While we’re far from a world where SMBs (small- and mid-sized businesses) outside of Silicon Valley integrate AI into their regular operations, we will undoubtedly see an explosion of novel uses in industry and enterprise over the next 5 to 10 years, and executives are rightly concerned with how to make the most of those technology, time, and staffing decisions. If you’re a business who’s new to the machine learning scene (and that’s a vast majority), there are more burning questions than answers at present.

This is exactly why TechEmergence set out to ask the question:

“What are the criterion needed for a company to derive maximal value from the application of machine learning in a business problem?”

Tapping into our hundreds of interviews (on our podcast and otherwise), as well as reaching out to other experts in the field, allowed us to glean valuable insight from researchers and executives across the globe. We reached out to 31 experts and asked them to share their thoughts on this trending topic. Thirty of those participants responded to this particular consensus question.

You can see an abbreviated version of the answers to our “Deriving Value from Machine Learning in Business” question below in our full infographic. If you’d like to see the full list of responses from our entire 2016 Machine Learning in Industry report, download our complete Machine Learning in Industry Consensus data set here.

Determining the ROI of Machine Learning – Expert Consensus:
ROI of Machine Learning - TechEmergence Consensus

The three major categories of responses were almost even across the board, with “sufficient data” taking a slight lead, and there was significant overlap of more than one category applying to some responses.

Having enough existing data seems to be a leading concern for most ML practitioners. As Dr. Reza Zadeh of Stanford commented, “datasets are the differentiator” for businesses. Some tout the important of using unstructured data, and others clarify the importance of using noisy data in large amounts (or, if your data set is limited, make sure it’s clean).  This idea is also paired with the (a) need to automate training of ML systems and develop ways to more seamlessly integrate data with business processes (Harvard Business Review published a solid overview of real-world use cases) and (b) having sufficient time to train and make sense of a data set.

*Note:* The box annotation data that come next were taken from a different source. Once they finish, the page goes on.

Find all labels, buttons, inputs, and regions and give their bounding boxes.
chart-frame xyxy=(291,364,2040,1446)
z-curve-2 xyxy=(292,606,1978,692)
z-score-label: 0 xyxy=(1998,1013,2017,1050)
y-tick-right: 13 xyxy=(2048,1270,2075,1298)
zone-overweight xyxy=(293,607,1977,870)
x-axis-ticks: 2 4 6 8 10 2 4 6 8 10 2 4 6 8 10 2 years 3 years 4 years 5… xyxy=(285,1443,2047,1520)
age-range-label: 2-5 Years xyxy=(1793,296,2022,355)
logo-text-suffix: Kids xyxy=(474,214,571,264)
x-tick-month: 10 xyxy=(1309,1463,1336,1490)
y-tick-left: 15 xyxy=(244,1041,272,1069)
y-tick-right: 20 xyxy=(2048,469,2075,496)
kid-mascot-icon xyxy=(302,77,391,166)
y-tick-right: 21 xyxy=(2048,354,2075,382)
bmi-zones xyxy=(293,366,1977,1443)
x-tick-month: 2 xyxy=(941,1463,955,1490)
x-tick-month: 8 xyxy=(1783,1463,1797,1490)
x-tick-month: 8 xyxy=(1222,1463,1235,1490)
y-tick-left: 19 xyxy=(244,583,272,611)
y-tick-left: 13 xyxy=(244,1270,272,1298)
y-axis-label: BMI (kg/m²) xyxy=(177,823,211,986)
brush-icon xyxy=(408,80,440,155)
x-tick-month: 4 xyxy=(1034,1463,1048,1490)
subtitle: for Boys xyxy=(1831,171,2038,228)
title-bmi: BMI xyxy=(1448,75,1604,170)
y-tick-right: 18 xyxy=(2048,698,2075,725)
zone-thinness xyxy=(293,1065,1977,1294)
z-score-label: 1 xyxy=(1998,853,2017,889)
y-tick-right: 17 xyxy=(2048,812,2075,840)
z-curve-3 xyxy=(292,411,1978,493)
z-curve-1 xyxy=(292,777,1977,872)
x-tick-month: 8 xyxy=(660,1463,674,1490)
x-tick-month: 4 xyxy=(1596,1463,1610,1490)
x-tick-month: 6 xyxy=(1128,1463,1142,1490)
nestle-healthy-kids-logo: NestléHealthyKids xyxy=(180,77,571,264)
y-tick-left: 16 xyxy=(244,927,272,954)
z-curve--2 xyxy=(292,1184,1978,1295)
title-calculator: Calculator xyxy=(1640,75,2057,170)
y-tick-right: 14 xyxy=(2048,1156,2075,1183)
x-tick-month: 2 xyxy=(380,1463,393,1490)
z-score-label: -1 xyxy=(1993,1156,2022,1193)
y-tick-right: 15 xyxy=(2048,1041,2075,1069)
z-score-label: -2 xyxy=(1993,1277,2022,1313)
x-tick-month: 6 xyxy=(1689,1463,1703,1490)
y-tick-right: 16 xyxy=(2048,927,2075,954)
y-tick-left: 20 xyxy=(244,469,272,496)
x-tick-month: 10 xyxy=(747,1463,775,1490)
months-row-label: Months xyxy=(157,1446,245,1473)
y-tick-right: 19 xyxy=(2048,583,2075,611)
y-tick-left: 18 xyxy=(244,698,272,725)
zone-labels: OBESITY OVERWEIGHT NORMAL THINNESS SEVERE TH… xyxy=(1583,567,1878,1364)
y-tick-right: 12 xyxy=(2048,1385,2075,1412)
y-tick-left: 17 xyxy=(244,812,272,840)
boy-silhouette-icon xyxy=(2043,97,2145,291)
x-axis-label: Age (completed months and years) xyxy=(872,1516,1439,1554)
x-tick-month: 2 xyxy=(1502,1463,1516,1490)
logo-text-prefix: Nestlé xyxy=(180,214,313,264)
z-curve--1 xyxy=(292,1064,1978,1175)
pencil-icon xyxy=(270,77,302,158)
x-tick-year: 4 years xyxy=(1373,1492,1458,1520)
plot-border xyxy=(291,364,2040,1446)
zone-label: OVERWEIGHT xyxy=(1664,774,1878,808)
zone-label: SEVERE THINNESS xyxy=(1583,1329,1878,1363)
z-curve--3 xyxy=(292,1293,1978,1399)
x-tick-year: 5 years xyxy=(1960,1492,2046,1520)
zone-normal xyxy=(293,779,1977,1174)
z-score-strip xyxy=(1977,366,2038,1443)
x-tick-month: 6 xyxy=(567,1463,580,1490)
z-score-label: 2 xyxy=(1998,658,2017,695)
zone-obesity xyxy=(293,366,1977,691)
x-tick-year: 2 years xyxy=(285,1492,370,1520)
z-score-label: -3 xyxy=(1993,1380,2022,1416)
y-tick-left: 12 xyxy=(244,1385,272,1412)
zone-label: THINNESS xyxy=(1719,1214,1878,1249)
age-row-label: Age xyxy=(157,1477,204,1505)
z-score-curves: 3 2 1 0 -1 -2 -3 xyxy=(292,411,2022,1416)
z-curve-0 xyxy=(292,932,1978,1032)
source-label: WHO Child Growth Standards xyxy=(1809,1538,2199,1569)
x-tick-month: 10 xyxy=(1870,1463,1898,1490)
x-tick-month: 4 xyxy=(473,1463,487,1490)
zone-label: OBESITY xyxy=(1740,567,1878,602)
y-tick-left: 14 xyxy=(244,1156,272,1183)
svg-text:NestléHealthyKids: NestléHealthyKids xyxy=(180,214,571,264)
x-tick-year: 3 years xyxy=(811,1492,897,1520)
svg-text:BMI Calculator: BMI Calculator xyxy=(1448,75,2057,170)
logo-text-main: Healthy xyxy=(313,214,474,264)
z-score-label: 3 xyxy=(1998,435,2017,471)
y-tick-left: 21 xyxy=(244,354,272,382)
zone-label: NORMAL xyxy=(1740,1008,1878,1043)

Building an in-house team of data science talent also seems poised to disrupt the job market, particularly in larger companies, though this will likely become more important across mid-size businesses in the next 5 or 10 years as well (possibly edging out or giving machine learning consultancies a run for their money). A last, but definitely not minimal insight, in using ML for business: applying ML to cases where knowledge is not complete, in situations where discovering patterns or insights is too extensive and expensive a process in using just humans (as articulated by Dr. Claude Touzet of Aix-Marseille University in France).

In summary, businesses are most likely to be successful in implementing ML when they cover the triad of starting points: Choosing the right problem, having enough existing data to produce meaningful results, and having the right minds on board to help bring the process around full circle.